— Чем же они вам так насолили?
— Когда я пришел, мне показалось, что там произошло убийство. Во всяком случае, в квартире должен был лежать покойник. Вам не показалось?
— Нет.
— А я от этого впечатления не мог отделаться все время.
— Но почему же?
Помолчав, Олег ответил:
— Я помню, когда у нас умер отец. — Даже мысленно он никогда не возвращался к тем траурным дням и сейчас говорил, против воли, поддавшись настроению. — Он был сравнительно молодым и умер для всех неожиданно: забежал домой пообедать, торопился, времени оставалось полчаса. Сел за стол и… Неожиданная смерть страшнее и больнее для окружающих. Только что рядом был человек, думал, говорил, смеялся, строил планы и вдруг… Не человек, а тело, вещь. Мать его любила… ну, как вам сказать… «безумно» — противное слово. Она любила его по-настоящему, так, как должны любить друг друга муж и жена. И ни до похорон, ни на похоронах, ни после у нас не было плача, стонов, истерик… А тут — из-за трехпроцентных бумажек, медальона, шелковых трико…
— Но люди по-разному относятся к своему горю.
— Это несравнимые события, — резко, почти грубо сказал Олег.

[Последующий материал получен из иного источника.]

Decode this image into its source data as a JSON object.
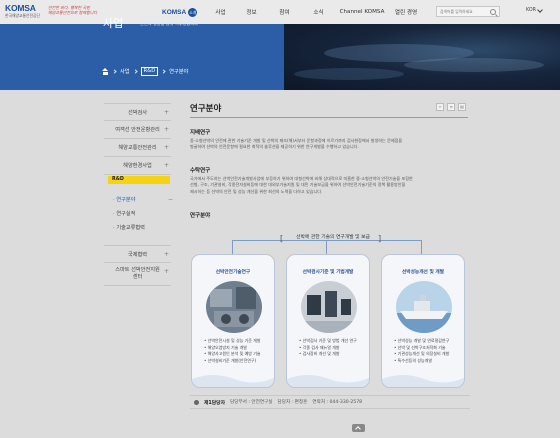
{
  "header": {
    "logo_text": "KOMSA",
    "logo_sub": "한국해양교통안전공단",
    "slogan_line1": "안전한 바다, 행복한 국민",
    "slogan_line2": "해양교통안전으로 함께합니다",
    "home_label": "KOMSA",
    "home_badge": "소개",
    "menu": [
      "사업",
      "정보",
      "참여",
      "소식",
      "Channel KOMSA",
      "열린 경영"
    ],
    "search_placeholder": "검색어를 입력하세요",
    "lang": "KOR"
  },
  "banner": {
    "title": "사업",
    "desc_line1": "세상에서 가장 안전한 바닷길,",
    "desc_line2": "안전의 행동을 멈춰 이루겠습니다",
    "breadcrumb": [
      "사업",
      "R&D",
      "연구분야"
    ]
  },
  "sidebar": {
    "items_top": [
      "선박검사",
      "여객선 안전운항관리",
      "해양교통안전관리",
      "해양환경사업"
    ],
    "selected_tag": "R&D",
    "sub_items": [
      "연구분야",
      "연구실적",
      "기술교류협력"
    ],
    "items_bottom": [
      "국제협력",
      "스마트 선박안전지원센터"
    ]
  },
  "content": {
    "page_title": "연구분야",
    "tool_icons": [
      "share-icon",
      "link-icon",
      "print-icon"
    ],
    "section1_heading": "지배연구",
    "section1_text_line1": "중·소형선박의 안전에 관한 기술기준 개발 및 선박의 제조(해)서부터 운항과정에 이르기까지 검사현장에서 발생하는 문제점을",
    "section1_text_line2": "발굴하여 선박의 안전운항에 필요한 최적의 솔루션을 제공하기 위한 연구개발을 수행하고 있습니다.",
    "section2_heading": "수탁연구",
    "section2_text_line1": "국가에서 주도하는 선박안전기술개발사업에 부응하기 위하여 대형선박에 비해 상대적으로 미흡한 중·소형선박의 안전기술을 포함한",
    "section2_text_line2": "선형, 구조, 기관설비, 각종전자설비등에 대한 대외부기술지원 및 대민 기술보급을 위하여 선박안전기술기준의 정책 활용방안을",
    "section2_text_line3": "제시하는 등 선박의 안전 및 성능 개선을 위한 최선의 노력을 다하고 있습니다.",
    "section3_heading": "연구분야"
  },
  "diagram": {
    "title": "선박에 관한 기술의 연구개발 및 보급",
    "cards": [
      {
        "title": "선박안전기술연구",
        "items": [
          "선박안전시설 및 성능 기준 개발",
          "해양오염방지 기술 개발",
          "해양사고원인 분석 및 예방 기술",
          "선박설비기준 개발(안전연구)"
        ]
      },
      {
        "title": "선박검사기준 및 기법개발",
        "items": [
          "선박검사 기준 및 방법 개선 연구",
          "각종 검사 매뉴얼 개발",
          "검사장비 개선 및 개발"
        ]
      },
      {
        "title": "선박성능개선 및 개발",
        "items": [
          "선박성능 개발 및 연료절감연구",
          "선박 및 선박구조처작화 기술",
          "기관성능개선 및 의장설비 개발",
          "특수선등의 성능개발"
        ]
      }
    ]
  },
  "footer": {
    "label": "제1담당자",
    "dept": "담당부서 : 안전연구실",
    "person": "담당자 : 편정훈",
    "phone": "연락처 : 044-330-2578"
  },
  "colors": {
    "brand_blue": "#1c4e9c",
    "banner_blue": "#2b5ea7",
    "highlight_yellow": "#f5d214"
  }
}
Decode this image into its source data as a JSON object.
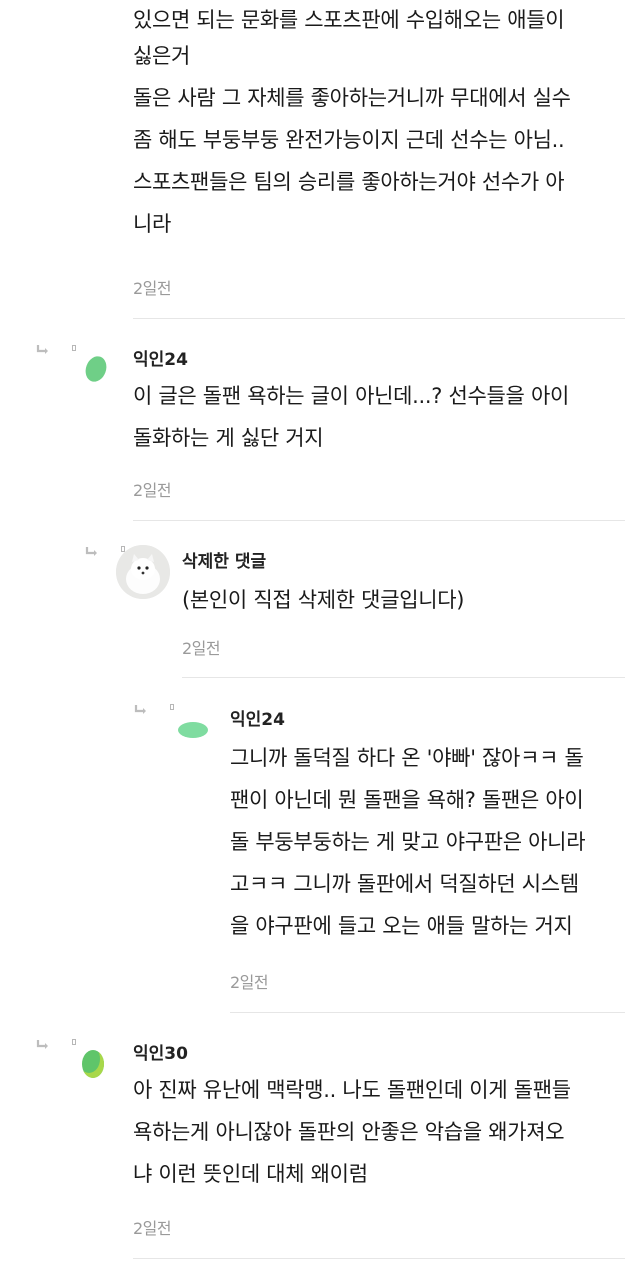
{
  "thread": {
    "top_comment": {
      "lines": [
        "있으면 되는 문화를 스포츠판에 수입해오는 애들이",
        "싫은거",
        "돌은 사람 그 자체를 좋아하는거니까 무대에서 실수",
        "좀 해도 부둥부둥 완전가능이지 근데 선수는 아님..",
        "스포츠팬들은 팀의 승리를 좋아하는거야 선수가 아",
        "니라"
      ],
      "time": "2일전"
    },
    "comments": [
      {
        "author": "익인24",
        "lines": [
          "이 글은 돌팬 욕하는 글이 아닌데...? 선수들을 아이",
          "돌화하는 게 싫단 거지"
        ],
        "time": "2일전",
        "avatar_color": "#6fcf87"
      },
      {
        "author": "삭제한 댓글",
        "lines": [
          "(본인이 직접 삭제한 댓글입니다)"
        ],
        "time": "2일전",
        "avatar_color": "#e9e9e9"
      },
      {
        "author": "익인24",
        "lines": [
          "그니까 돌덕질 하다 온 '야빠' 잖아ㅋㅋ 돌",
          "팬이 아닌데 뭔 돌팬을 욕해? 돌팬은 아이",
          "돌 부둥부둥하는 게 맞고 야구판은 아니라",
          "고ㅋㅋ 그니까 돌판에서 덕질하던 시스템",
          "을 야구판에 들고 오는 애들 말하는 거지"
        ],
        "time": "2일전",
        "avatar_color": "#7fdca0"
      },
      {
        "author": "익인30",
        "lines": [
          "아 진짜 유난에 맥락맹.. 나도 돌팬인데 이게 돌팬들",
          "욕하는게 아니잖아 돌판의 안좋은 악습을 왜가져오",
          "냐 이런 뜻인데 대체 왜이럼"
        ],
        "time": "2일전",
        "avatar_color": "#5fc56a"
      }
    ]
  }
}
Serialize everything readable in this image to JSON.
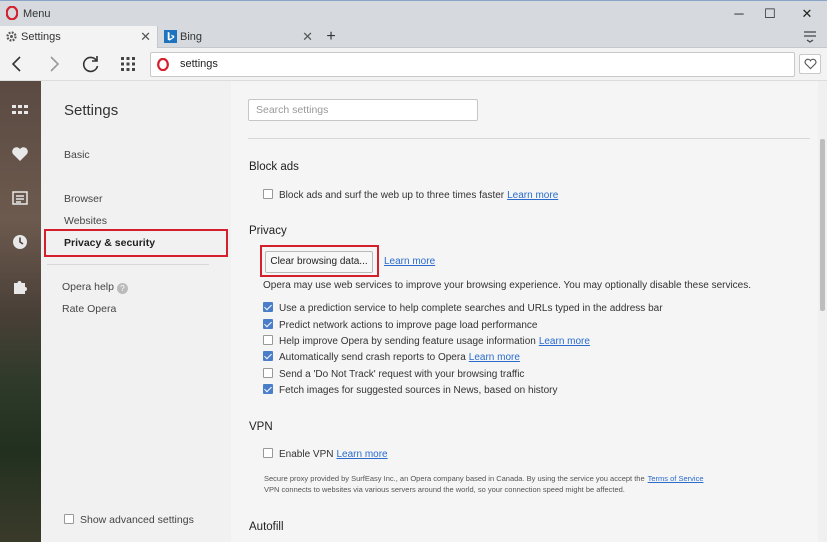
{
  "window": {
    "menu_label": "Menu",
    "minimize_label": "─",
    "maximize_label": "☐",
    "close_label": "✕"
  },
  "tabs": [
    {
      "label": "Settings",
      "icon": "gear-icon",
      "close": "✕",
      "active": true
    },
    {
      "label": "Bing",
      "icon": "bing-icon",
      "close": "✕",
      "active": false
    }
  ],
  "new_tab_label": "+",
  "address_bar": {
    "url": "settings"
  },
  "settings_nav": {
    "title": "Settings",
    "items": [
      "Basic",
      "Browser",
      "Websites",
      "Privacy & security"
    ],
    "selected": "Privacy & security",
    "help_label": "Opera help",
    "help_icon": "?",
    "rate_label": "Rate Opera",
    "advanced_label": "Show advanced settings"
  },
  "search": {
    "placeholder": "Search settings"
  },
  "block_ads": {
    "title": "Block ads",
    "option": "Block ads and surf the web up to three times faster",
    "link": "Learn more",
    "checked": false
  },
  "privacy": {
    "title": "Privacy",
    "clear_button": "Clear browsing data...",
    "link": "Learn more",
    "description": "Opera may use web services to improve your browsing experience. You may optionally disable these services.",
    "options": [
      {
        "label": "Use a prediction service to help complete searches and URLs typed in the address bar",
        "checked": true,
        "link": ""
      },
      {
        "label": "Predict network actions to improve page load performance",
        "checked": true,
        "link": ""
      },
      {
        "label": "Help improve Opera by sending feature usage information",
        "checked": false,
        "link": "Learn more"
      },
      {
        "label": "Automatically send crash reports to Opera",
        "checked": true,
        "link": "Learn more"
      },
      {
        "label": "Send a 'Do Not Track' request with your browsing traffic",
        "checked": false,
        "link": ""
      },
      {
        "label": "Fetch images for suggested sources in News, based on history",
        "checked": true,
        "link": ""
      }
    ]
  },
  "vpn": {
    "title": "VPN",
    "option": "Enable VPN",
    "link": "Learn more",
    "checked": false,
    "note_line1": "Secure proxy provided by SurfEasy Inc., an Opera company based in Canada. By using the service you accept the",
    "note_link": "Terms of Service",
    "note_line2": "VPN connects to websites via various servers around the world, so your connection speed might be affected."
  },
  "autofill": {
    "title": "Autofill"
  },
  "colors": {
    "opera_red": "#d41f2c",
    "accent_blue": "#4a7ec8",
    "link_blue": "#2a6bcc"
  }
}
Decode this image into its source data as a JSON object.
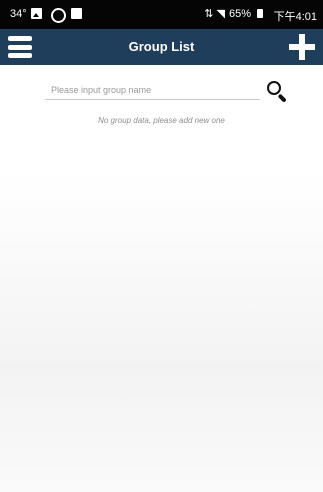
{
  "status_bar": {
    "temperature": "34°",
    "battery_percent": "65%",
    "time": "下午4:01"
  },
  "header": {
    "title": "Group List"
  },
  "search": {
    "placeholder": "Please input group name"
  },
  "empty_message": "No group data, please add new one",
  "colors": {
    "header_bg": "#1f3e5c",
    "status_bar_bg": "#050505"
  }
}
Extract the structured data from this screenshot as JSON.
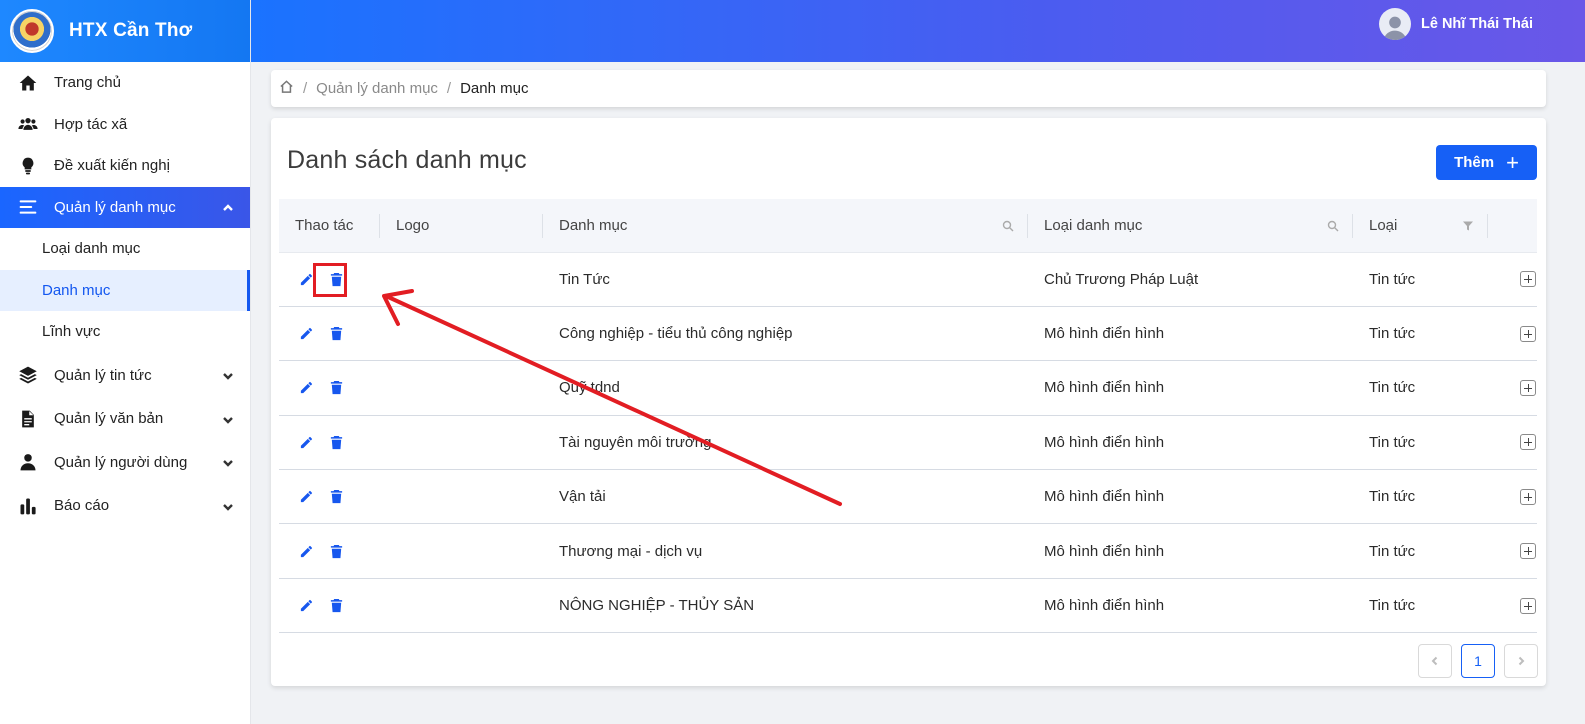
{
  "brand": {
    "title": "HTX Cần Thơ"
  },
  "user": {
    "name": "Lê Nhĩ Thái Thái"
  },
  "sidebar": {
    "items": [
      {
        "label": "Trang chủ",
        "icon": "home-icon"
      },
      {
        "label": "Hợp tác xã",
        "icon": "users-icon"
      },
      {
        "label": "Đề xuất kiến nghị",
        "icon": "lightbulb-icon"
      },
      {
        "label": "Quản lý danh mục",
        "icon": "menu-icon",
        "expanded": true
      },
      {
        "label": "Quản lý tin tức",
        "icon": "layers-icon"
      },
      {
        "label": "Quản lý văn bản",
        "icon": "document-icon"
      },
      {
        "label": "Quản lý người dùng",
        "icon": "user-icon"
      },
      {
        "label": "Báo cáo",
        "icon": "bar-chart-icon"
      }
    ],
    "sub_items": [
      {
        "label": "Loại danh mục"
      },
      {
        "label": "Danh mục",
        "current": true
      },
      {
        "label": "Lĩnh vực"
      }
    ]
  },
  "breadcrumb": {
    "parent": "Quản lý danh mục",
    "current": "Danh mục",
    "separator": "/"
  },
  "main": {
    "title": "Danh sách danh mục",
    "add_button": "Thêm",
    "columns": [
      "Thao tác",
      "Logo",
      "Danh mục",
      "Loại danh mục",
      "Loại"
    ],
    "rows": [
      {
        "danh_muc": "Tin Tức",
        "loai_danh_muc": "Chủ Trương Pháp Luật",
        "loai": "Tin tức"
      },
      {
        "danh_muc": "Công nghiệp - tiểu thủ công nghiệp",
        "loai_danh_muc": "Mô hình điển hình",
        "loai": "Tin tức"
      },
      {
        "danh_muc": "Quỹ tdnd",
        "loai_danh_muc": "Mô hình điển hình",
        "loai": "Tin tức"
      },
      {
        "danh_muc": "Tài nguyên môi trường",
        "loai_danh_muc": "Mô hình điển hình",
        "loai": "Tin tức"
      },
      {
        "danh_muc": "Vận tải",
        "loai_danh_muc": "Mô hình điển hình",
        "loai": "Tin tức"
      },
      {
        "danh_muc": "Thương mại - dịch vụ",
        "loai_danh_muc": "Mô hình điển hình",
        "loai": "Tin tức"
      },
      {
        "danh_muc": "NÔNG NGHIỆP - THỦY SẢN",
        "loai_danh_muc": "Mô hình điển hình",
        "loai": "Tin tức"
      }
    ]
  },
  "pagination": {
    "current_page": "1"
  },
  "colors": {
    "primary": "#1660f6",
    "annotation": "#e21d23"
  }
}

— Вы меня не поняли. Я хочу сказать, что о человеческих поступках нельзя судить по внешним проявлениям. Надо знать суть. Эти люди всю жизнь работали, и работали много, пятнадцать лет, на Крайнем Севере…
— Как бы там ни было… Не знаю, смогу ли я точно выразить свою мысль, но я убежден, что люди, которые корчатся в судорогах от пропажи своего барахла, пойдут на все, чтобы и накопить его. Они проявят всю свою изобретательность, они пренебрегут этическими нормами… А имя этому — стяжательство. У стяжательства и той же кражи природа одна, корень один. И то, и другое — ростки от одного корня.
— То есть вы зачисляете этих людей в преступники?..
— Нет, конечно. Но при каких-то благоприятных условиях они не постесняются нарушить закон. Вот из-за этой-то общности — верите? — не очень хочется разыскивать преступника.
— Но придется.
— Я не о том. Конечно, это мой долг. Но я — человек, а не электронная машина. Одному хочется помочь, другому — нет, а право на чувство еще никто не отнимал. Вот была недавно кража, на Десантной. Я не с вами тогда выезжал на место происшествия. Встречает седая, сгорбленная старуха, Краева ее фамилия. Не слышали? А мне это имя почему-то знакомо. Так вот, кража там приличная, а она за вызов извиняется, говорит: не стала бы беспокоить, да жалко одну маленькую вещицу — кольцо. Чепуху оно стоит, но дорого как память. Оказывается, ее мужа, профессора, в тридцать восьмом посадили. Ее же — в двадцать четыре часа выселили. Теперь вот вернули, квартиру дали, пенсию. За все те годы она вещи распродала, раздарила, растеряла, а кольцо берегла: муж его подарил, когда они еще студентами были.
— Неужели вы способны поддаваться на подобную сентиментальную чушь? — сказала Золина все так же мягко и бесстрастно.
— Сентиментальная чушь? — Олег все еще не мог окончательно разобраться, дразнит она его или они не понимают друг друга. — Ничего себе сантименты…
— Я — юрист, Олег Васильевич, и вы, между прочим, тоже, а юрист обязан соблюдать закон, не примешивая к нему свое собственное «я». Пока закон предусматривает…
Олег устало откинулся на спинку жесткой скамейки. Он больше не слышал Золину, а видел лишь красный помпон на сером фоне. И ему померещилось, будто это вовсе не шарик, собранный из алых шелковые нитей, а фонарь уличного светофора, в котором зажегся красный…
5
Олег просматривал протоколы показаний, когда пришел Гуляшкин.
— «Купец» накрылся, — с сожалением сказал он, садясь на край своего стола, и вынул грязную, мятую пачку «Авроры». — Третьи сутки не ночует дома. — Из пачки густо сыпался табак на брюки, на пол.
— Найдется, — спокойно ответил Олег. — Куда он денется. А Брянцев что?
— Баламутный какой-то Брянцев. То ли крутит, то ли взаправду ничего не знает… Короче, шестнадцатого и семнадцатого Говорков не работал.
— А сегодня? Ты не спросил?
— Сегодня тоже не появлялся. Запил, говорят.